It felt like there was no air in the room. Hot tears rolled down my face as I sat on the hard wooden floor of my bedroom. The summer heat was dwindling and I could only hear the sounds of crickets chirping. The moon illuminated my room as pictures and trinkets were scattered across the floor. Although months had already passed, the realization had finally hit me. My best friend lives 500 miles away from me.
I have known Lizzie ever since I was in middle school; we followed each other on Instagram, had each other’s Snapchat and shared mutual friends, but we went to different schools. Later on, we wouldn’t even attend the same high school.
It was fall of 2020, and I was starting my freshman year of high school online. Sitting in my dining room, I was surrounded by screens daily. When I wasn’t on my computer doing homework or logging onto Zoom, I was on my phone for hours, scrolling aimlessly and texting friends I hadn’t seen in months. Undoubtedly, there was a social disconnect between me and my peers. I felt overwhelmingly alone, and had been told a myriad of times that freshman year was like no other year in high school — “this is a crucial time, it lays the foundation, both academically and socially, for the next four years.”

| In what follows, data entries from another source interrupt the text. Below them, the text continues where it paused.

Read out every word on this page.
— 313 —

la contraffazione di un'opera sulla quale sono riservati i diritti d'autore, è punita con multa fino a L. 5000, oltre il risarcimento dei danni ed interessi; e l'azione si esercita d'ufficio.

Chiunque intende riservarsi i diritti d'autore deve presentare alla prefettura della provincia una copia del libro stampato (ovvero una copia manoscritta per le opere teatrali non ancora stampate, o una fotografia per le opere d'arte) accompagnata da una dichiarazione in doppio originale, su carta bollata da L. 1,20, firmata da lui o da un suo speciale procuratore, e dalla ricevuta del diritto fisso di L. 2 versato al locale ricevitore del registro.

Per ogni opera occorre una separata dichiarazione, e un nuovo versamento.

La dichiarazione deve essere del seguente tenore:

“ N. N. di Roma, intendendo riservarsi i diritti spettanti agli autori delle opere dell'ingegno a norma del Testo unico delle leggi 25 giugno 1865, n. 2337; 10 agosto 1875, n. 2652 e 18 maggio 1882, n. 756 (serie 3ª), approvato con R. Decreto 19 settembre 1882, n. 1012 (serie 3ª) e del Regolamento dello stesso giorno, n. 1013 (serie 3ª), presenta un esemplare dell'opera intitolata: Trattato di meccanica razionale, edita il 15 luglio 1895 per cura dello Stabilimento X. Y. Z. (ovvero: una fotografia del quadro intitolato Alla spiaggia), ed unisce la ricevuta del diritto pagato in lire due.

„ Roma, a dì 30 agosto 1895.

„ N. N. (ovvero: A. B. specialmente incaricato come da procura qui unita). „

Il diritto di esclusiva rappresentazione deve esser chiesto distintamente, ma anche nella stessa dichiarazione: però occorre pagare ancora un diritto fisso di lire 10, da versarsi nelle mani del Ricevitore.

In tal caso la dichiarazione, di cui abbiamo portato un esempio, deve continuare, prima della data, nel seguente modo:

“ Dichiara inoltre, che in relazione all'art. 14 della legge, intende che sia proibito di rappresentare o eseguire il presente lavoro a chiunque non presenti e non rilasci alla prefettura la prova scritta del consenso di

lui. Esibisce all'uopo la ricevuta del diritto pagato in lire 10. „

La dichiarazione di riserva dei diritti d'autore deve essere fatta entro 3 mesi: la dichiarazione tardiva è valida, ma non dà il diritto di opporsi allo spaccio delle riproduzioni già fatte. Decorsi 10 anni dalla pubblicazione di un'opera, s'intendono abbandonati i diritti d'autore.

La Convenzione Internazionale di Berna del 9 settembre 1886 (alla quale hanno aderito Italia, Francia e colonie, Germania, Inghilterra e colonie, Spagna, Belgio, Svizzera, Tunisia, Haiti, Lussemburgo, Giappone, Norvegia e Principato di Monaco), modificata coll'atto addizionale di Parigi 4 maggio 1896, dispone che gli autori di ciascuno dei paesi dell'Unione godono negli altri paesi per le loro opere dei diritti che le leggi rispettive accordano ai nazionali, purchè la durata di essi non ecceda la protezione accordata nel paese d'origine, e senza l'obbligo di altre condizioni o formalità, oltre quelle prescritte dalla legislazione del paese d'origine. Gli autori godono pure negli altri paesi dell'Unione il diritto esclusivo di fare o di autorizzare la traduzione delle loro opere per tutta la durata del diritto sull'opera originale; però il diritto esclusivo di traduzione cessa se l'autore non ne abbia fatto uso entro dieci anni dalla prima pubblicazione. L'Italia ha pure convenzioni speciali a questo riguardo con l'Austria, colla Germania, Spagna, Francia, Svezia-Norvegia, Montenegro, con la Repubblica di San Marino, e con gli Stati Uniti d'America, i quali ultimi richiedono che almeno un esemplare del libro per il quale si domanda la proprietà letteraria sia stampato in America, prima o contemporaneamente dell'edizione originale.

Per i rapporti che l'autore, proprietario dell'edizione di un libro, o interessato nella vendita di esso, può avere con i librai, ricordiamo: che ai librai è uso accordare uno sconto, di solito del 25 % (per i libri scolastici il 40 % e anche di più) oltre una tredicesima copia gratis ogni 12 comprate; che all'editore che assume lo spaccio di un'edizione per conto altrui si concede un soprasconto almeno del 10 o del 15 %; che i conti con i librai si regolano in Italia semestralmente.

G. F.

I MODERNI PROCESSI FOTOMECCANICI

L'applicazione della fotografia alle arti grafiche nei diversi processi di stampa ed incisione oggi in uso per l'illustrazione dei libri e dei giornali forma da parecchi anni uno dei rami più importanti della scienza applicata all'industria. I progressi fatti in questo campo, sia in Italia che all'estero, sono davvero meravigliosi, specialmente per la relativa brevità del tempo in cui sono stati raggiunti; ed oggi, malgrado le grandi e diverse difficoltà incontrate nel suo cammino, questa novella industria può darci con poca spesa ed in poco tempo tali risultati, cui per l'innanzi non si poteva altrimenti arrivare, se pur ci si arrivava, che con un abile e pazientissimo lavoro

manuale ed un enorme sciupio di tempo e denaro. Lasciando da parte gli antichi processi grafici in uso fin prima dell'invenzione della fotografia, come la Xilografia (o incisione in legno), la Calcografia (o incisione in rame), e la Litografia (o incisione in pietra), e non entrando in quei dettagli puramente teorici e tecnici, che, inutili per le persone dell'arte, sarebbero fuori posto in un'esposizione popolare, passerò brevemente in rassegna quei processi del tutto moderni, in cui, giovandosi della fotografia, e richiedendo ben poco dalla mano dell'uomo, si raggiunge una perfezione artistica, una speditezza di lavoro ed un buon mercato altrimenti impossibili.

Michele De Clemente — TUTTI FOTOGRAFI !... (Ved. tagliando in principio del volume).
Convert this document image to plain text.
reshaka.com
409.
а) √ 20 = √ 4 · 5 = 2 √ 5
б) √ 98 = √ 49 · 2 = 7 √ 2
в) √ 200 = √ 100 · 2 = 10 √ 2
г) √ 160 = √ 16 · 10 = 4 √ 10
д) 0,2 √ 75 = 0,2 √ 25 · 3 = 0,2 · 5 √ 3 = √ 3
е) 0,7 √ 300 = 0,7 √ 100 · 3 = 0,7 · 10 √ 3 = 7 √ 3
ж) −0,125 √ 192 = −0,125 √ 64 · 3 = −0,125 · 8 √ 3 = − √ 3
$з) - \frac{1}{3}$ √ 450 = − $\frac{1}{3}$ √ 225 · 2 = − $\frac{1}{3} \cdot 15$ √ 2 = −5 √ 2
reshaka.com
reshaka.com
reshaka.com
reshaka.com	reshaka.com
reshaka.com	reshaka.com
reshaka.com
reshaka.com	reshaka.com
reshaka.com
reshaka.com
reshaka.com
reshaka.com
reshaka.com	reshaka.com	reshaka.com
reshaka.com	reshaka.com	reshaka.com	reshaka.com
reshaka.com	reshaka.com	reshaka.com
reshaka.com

But I wanted to face my discomfort. I pushed myself to talk to those outside of my social circle, which were my friends from middle school and family. The pandemic eliminated socialization that school instills, but I didn’t want that to dictate the social life I knew I could have. I shared this frustration with a friend, and she told me that she thought Lizzie and I would be a perfect fit: same humor, similar interests and personalities that just meshed.
Quickly, we made plans and I couldn’t help but feel excited and nervous simultaneously. At a young age, I was shy, keeping to myself rather than actively seeking out friendships, and under the circumstances of the pandemic, new heights of shyness and discomfort arose. But these fears immediately dissipated as I was met with Lizzie’s warm and caring nature.
My evenings mainly consisted of lengthy FaceTimes with Lizzie, dissecting our days, watching a show together or simply enjoying each other’s presence as we completed homework. In a strange way, the pandemic deepened our budding friendship. I did miss the ease of seeing friends in person, but these new margins allowed for a different kind of intimacy.
The summer going into my sophomore year was full of unforgettable memories: late-night movies with copious amounts of popcorn spilled everywhere, long and sunny daytime walks near Argo Park and sitting on the floor of her living room, playing Egyptian Rat Screw as our favorite songs filled the ambiance. I knew that sophomore year wouldn’t be like the year before; we were going back to school, but I didn’t fear that our friendship would diminish — our bond was unbreakable.
The year went on, and Lizzie and I spent as much time together as possible, or at least we tried to. Our schedules tended to make that unfeasible. Lizzie’s schedule consisted of hours and hours of homework alongside her rigorous volleyball practices. I was commuting from school to dance, spending the majority of my days downtown as I also had mountains of homework to complete. All of my free time vanished. But there would be the rare moment where we’d both be free, jumping at the chance to see each other.
Amidst sophomore year, the news broke. Lizzie was moving. The aching feeling didn’t truly hit me until senior year. During junior year, it was riddled with overwhelming extracurriculars and never ending homework. Standardized tests loomed over my head, taking the forefront of my mind. I felt disconnected from everything around me and the one person I felt most connected to was gone.
As mawkish as it may be, Lizzie is my other half. She gets me in ways that no one else does, always there to support me, even when she isn’t here physically. Whenever she comes back to visit, it feels like no time has passed — being in her presence instantly makes me feel better. While we may be apart the majority of the year, she’s always only a text and a call away, I remind myself, constantly connected.